The Nuba tribe make scars above the eyes to improve eyesight and on the temple to relieve headache.


The Dagomba people use scarification to treat various illnesses such as Malaria, stomach pain and pneumonia.

They believe these illnesses stem from the blood.

A traditional healer cuts the skin and applies powdered herbs to the wound. The herbs cleanse the diseases from the bloodstream.


Among the Surma woman, a wooden hook or edged thorn is used to upraise the part of the skin to be scarred.

The dry blood is removed, and the lesions are filled with ash and mud. The scabs are removed, and crocodile dung is rubbed in the lesions to prevent the wound from healing.

The inflammatory process favours the formation of keloids for an extended period.

The keloids are aesthetic assets which emphasise feminity and increase social prestige.

making a scar

The Barabaig women of Tanzania make dotted scars around the eyes. The scars signify female perfection.


Symbol of status

Scarification also indicates someone's social status and individual achievements.

For example, some Fulani women have four-three-lane keloid chains on their faces. The keloids display their social ranking in Fulani society.

The Tonga men scar their bodies after they kill an enemy or after a successful expedition.

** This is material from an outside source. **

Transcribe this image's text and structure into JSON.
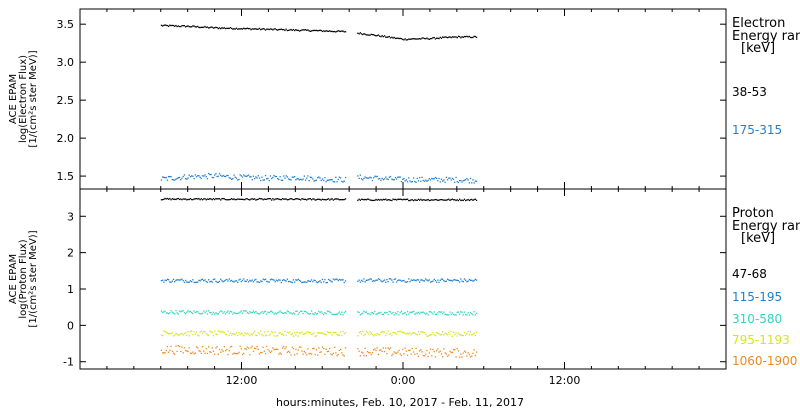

A keloid scar stretching from one eyebrow to the other and looking like a buffalo showed the decisiveness of a victorious hunter.

It was the same among the Maasai warrior of Kenya and Tanzania.

Decorated circular or semi-circular scars are made on the cheeks to show the bravery of the Morans.


Scarification is a mark of African heritage. But, the traditional approach of doing it is a health risk.

Scarification has been associated with the rise in diseases such as Tetanus, Hepatitis virus and HIV in the communities.

We need to modernise the customs without abandoning them.

How can we achieve this?

Use modern equipment and technologies, such as those used for modernised tattoos, to administer the same art forms and symbols.

We should document and preserve the history and designs of scarifications. Achievable through recording videos, taking pictures, writing and carvings.